Now it’s time to talk real title. This is where the details really become important. Likely you will forward your commitment and first invoice to the customer. That will either be met swiftly with an “objection letter” detailing all the ways they think your work is wrong, stating emphatically they will not comply with certain requirements, and disputing certain of your very reasonable exceptions; or an email exasperated that you would publish such a ghastly title product! Never fear; this is normal. BIG LAW firms representing #CRE clients always send these title objection letters. And don’t feel like the lone ranger; surveyors are thrown in for good measure with objections on their work product too!

This is where you really have a chance to work your craft. If they ask for a requirement or exception to be removed without furnishing the proper documentation, explain in detail what you need in order to do that. We don’t write letters a lot in the title industry so it’s perfectly acceptable (and likely friendlier) to pick up the phone and call your customer contact on the file to go over things. If they are still pushing back on what you are discussing, just deflect and move on to the next issue or promise to review and circle back. In the meantime, talk to your state underwriting counsel to see what authority might be available to meet the #CRE needs. If you are asked to handle curative matters – zoning letters, assessment letters, special affidavits, etc. – let them know you can do it for an additional fee. They expect this and you’re leaving money on the table if you don’t charge extra. And for goodness sake, never tell them “we don’t do that.” If you truly do not have the capability or capacity, then let them know who can perform the task. Nothing screams poor service louder than “we don’t do that.”

A common misunderstanding arises when the customer or referring office requests a WORD version of your commitment or legal description. Typically it will be acceptable to do this among commonly-branded title insurance offices. Consult your state counsel if you have questions or for confirmation.

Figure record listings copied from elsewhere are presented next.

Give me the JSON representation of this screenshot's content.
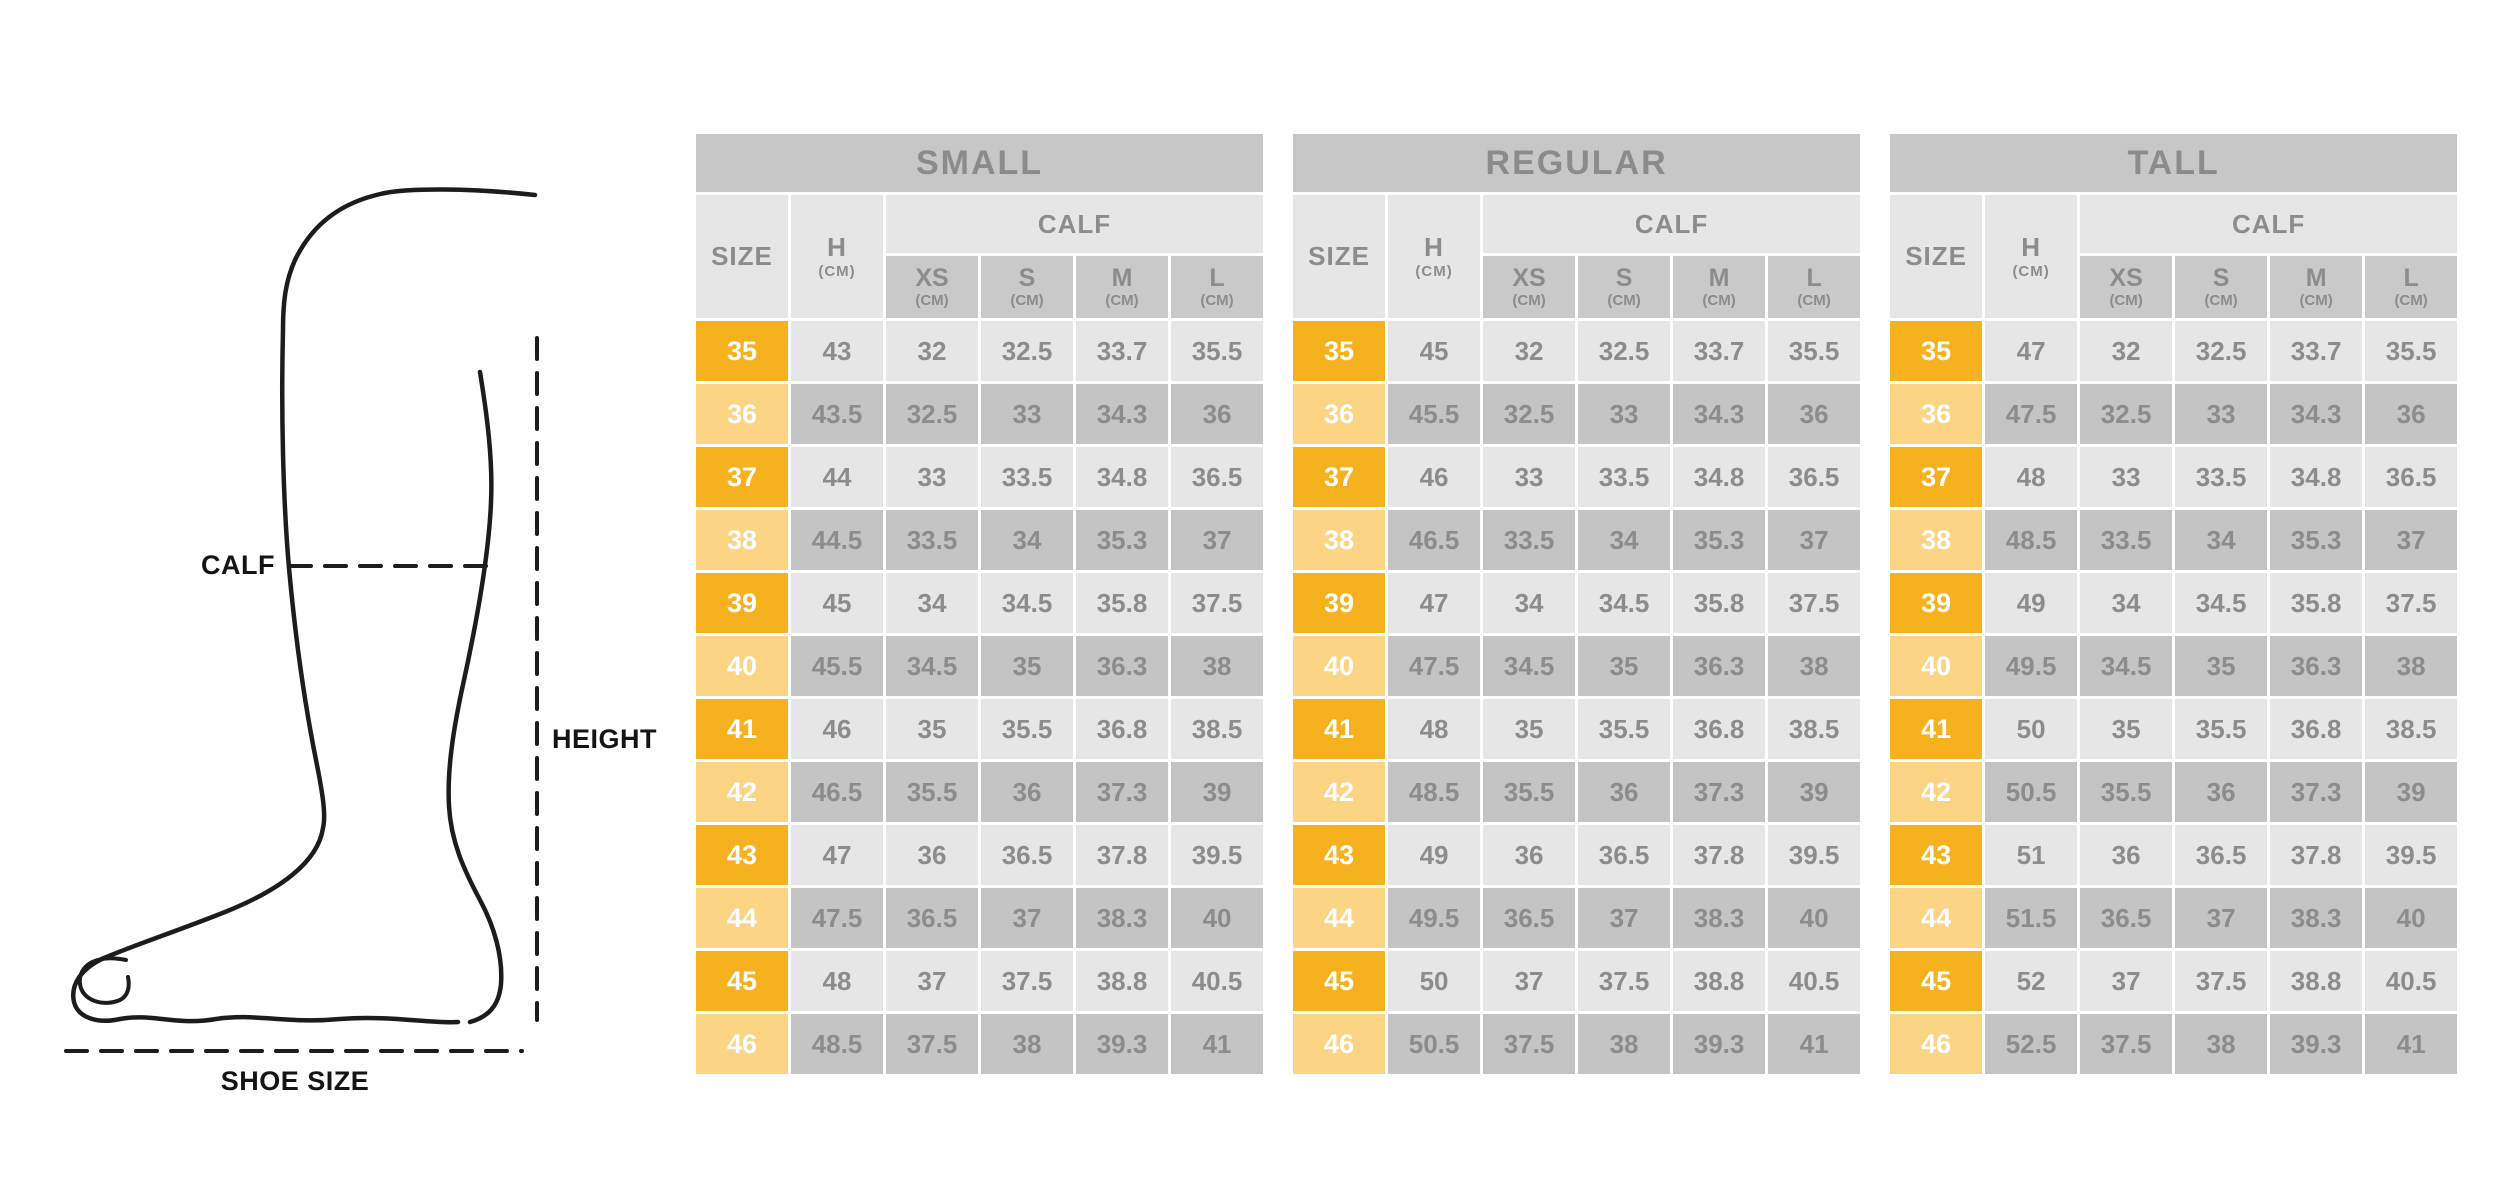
{
  "diagram": {
    "calf_label": "CALF",
    "height_label": "HEIGHT",
    "shoe_size_label": "SHOE SIZE"
  },
  "table_template": {
    "size_label": "SIZE",
    "h_label": "H",
    "unit": "(CM)",
    "calf_label": "CALF",
    "calf_cols": [
      "XS",
      "S",
      "M",
      "L"
    ]
  },
  "tables": [
    {
      "title": "SMALL",
      "rows": [
        [
          "35",
          "43",
          "32",
          "32.5",
          "33.7",
          "35.5"
        ],
        [
          "36",
          "43.5",
          "32.5",
          "33",
          "34.3",
          "36"
        ],
        [
          "37",
          "44",
          "33",
          "33.5",
          "34.8",
          "36.5"
        ],
        [
          "38",
          "44.5",
          "33.5",
          "34",
          "35.3",
          "37"
        ],
        [
          "39",
          "45",
          "34",
          "34.5",
          "35.8",
          "37.5"
        ],
        [
          "40",
          "45.5",
          "34.5",
          "35",
          "36.3",
          "38"
        ],
        [
          "41",
          "46",
          "35",
          "35.5",
          "36.8",
          "38.5"
        ],
        [
          "42",
          "46.5",
          "35.5",
          "36",
          "37.3",
          "39"
        ],
        [
          "43",
          "47",
          "36",
          "36.5",
          "37.8",
          "39.5"
        ],
        [
          "44",
          "47.5",
          "36.5",
          "37",
          "38.3",
          "40"
        ],
        [
          "45",
          "48",
          "37",
          "37.5",
          "38.8",
          "40.5"
        ],
        [
          "46",
          "48.5",
          "37.5",
          "38",
          "39.3",
          "41"
        ]
      ]
    },
    {
      "title": "REGULAR",
      "rows": [
        [
          "35",
          "45",
          "32",
          "32.5",
          "33.7",
          "35.5"
        ],
        [
          "36",
          "45.5",
          "32.5",
          "33",
          "34.3",
          "36"
        ],
        [
          "37",
          "46",
          "33",
          "33.5",
          "34.8",
          "36.5"
        ],
        [
          "38",
          "46.5",
          "33.5",
          "34",
          "35.3",
          "37"
        ],
        [
          "39",
          "47",
          "34",
          "34.5",
          "35.8",
          "37.5"
        ],
        [
          "40",
          "47.5",
          "34.5",
          "35",
          "36.3",
          "38"
        ],
        [
          "41",
          "48",
          "35",
          "35.5",
          "36.8",
          "38.5"
        ],
        [
          "42",
          "48.5",
          "35.5",
          "36",
          "37.3",
          "39"
        ],
        [
          "43",
          "49",
          "36",
          "36.5",
          "37.8",
          "39.5"
        ],
        [
          "44",
          "49.5",
          "36.5",
          "37",
          "38.3",
          "40"
        ],
        [
          "45",
          "50",
          "37",
          "37.5",
          "38.8",
          "40.5"
        ],
        [
          "46",
          "50.5",
          "37.5",
          "38",
          "39.3",
          "41"
        ]
      ]
    },
    {
      "title": "TALL",
      "rows": [
        [
          "35",
          "47",
          "32",
          "32.5",
          "33.7",
          "35.5"
        ],
        [
          "36",
          "47.5",
          "32.5",
          "33",
          "34.3",
          "36"
        ],
        [
          "37",
          "48",
          "33",
          "33.5",
          "34.8",
          "36.5"
        ],
        [
          "38",
          "48.5",
          "33.5",
          "34",
          "35.3",
          "37"
        ],
        [
          "39",
          "49",
          "34",
          "34.5",
          "35.8",
          "37.5"
        ],
        [
          "40",
          "49.5",
          "34.5",
          "35",
          "36.3",
          "38"
        ],
        [
          "41",
          "50",
          "35",
          "35.5",
          "36.8",
          "38.5"
        ],
        [
          "42",
          "50.5",
          "35.5",
          "36",
          "37.3",
          "39"
        ],
        [
          "43",
          "51",
          "36",
          "36.5",
          "37.8",
          "39.5"
        ],
        [
          "44",
          "51.5",
          "36.5",
          "37",
          "38.3",
          "40"
        ],
        [
          "45",
          "52",
          "37",
          "37.5",
          "38.8",
          "40.5"
        ],
        [
          "46",
          "52.5",
          "37.5",
          "38",
          "39.3",
          "41"
        ]
      ]
    }
  ],
  "colors": {
    "size_cell_dark": "#f6b11e",
    "size_cell_light": "#fbd584",
    "band_gray": "#c7c7c7",
    "subheader_gray": "#c9c9c9",
    "cell_light_gray": "#e6e6e6",
    "cell_dark_gray": "#c4c4c4",
    "table_text_gray": "#8c8c8c",
    "diagram_line": "#1c1c1c"
  }
}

One of the things that I was not familiar with back in the day when I first looked at a #CRE title transaction was the idea of a Pro Forma Policy. Different than a Commitment or a Marked Commitment for Closing, a Pro Forma Policy is issued with no signatures, no dates, and in some cases no Amount of Insurance, but reflecting a full copy with jacket, schedules, and endorsements of what the final title insurance policy would look like if all requirements are met. Be careful to print standard underwriter-required disclaimers on every single page of the Pro Forma Policy so there is no mistake about whether it is a binding policy. Moreover, when you issue a Pro Forma counsel for the customer will prior to closing attach the final, agreed Pro Forma to a closing instruction letter that you may be expected to sign stating you are irrevocably bound to issue a policy just like the pro forma. So, even with our disclaimers, you may be unintentionally overriding it. Point being, if you sign such a letter, then you better make sure the requirements are met.  

As Matlock would say, “there is the matter of my fee…” Since Mississippi does not have filed premium rates, some customers will use that as a bargaining tool to get a lower price on their title insurance. That’s not uncommon or disallowed. But don’t cheat yourself. Always start with the published rates of your Insurer and consult your state underwriter management to determine the right pricing. Also, remember if you are not able to get the premium you’d prefer there may be legal fees, search fees, and other hard costs that you can earn or pass along. But the scale is everything so usually the deal will still make for a nice payday. And let’s remember, we do this to feed our families.

If you don’t have commercial business but want it and can handle it, let your state office know. By understanding and following the dynamics discussed here, it should make for a pleasant experience in #CRE and establish your reputation to gain that good, repeat business. I love #CRE title world and would love to hear your stories about working on commercial transactions!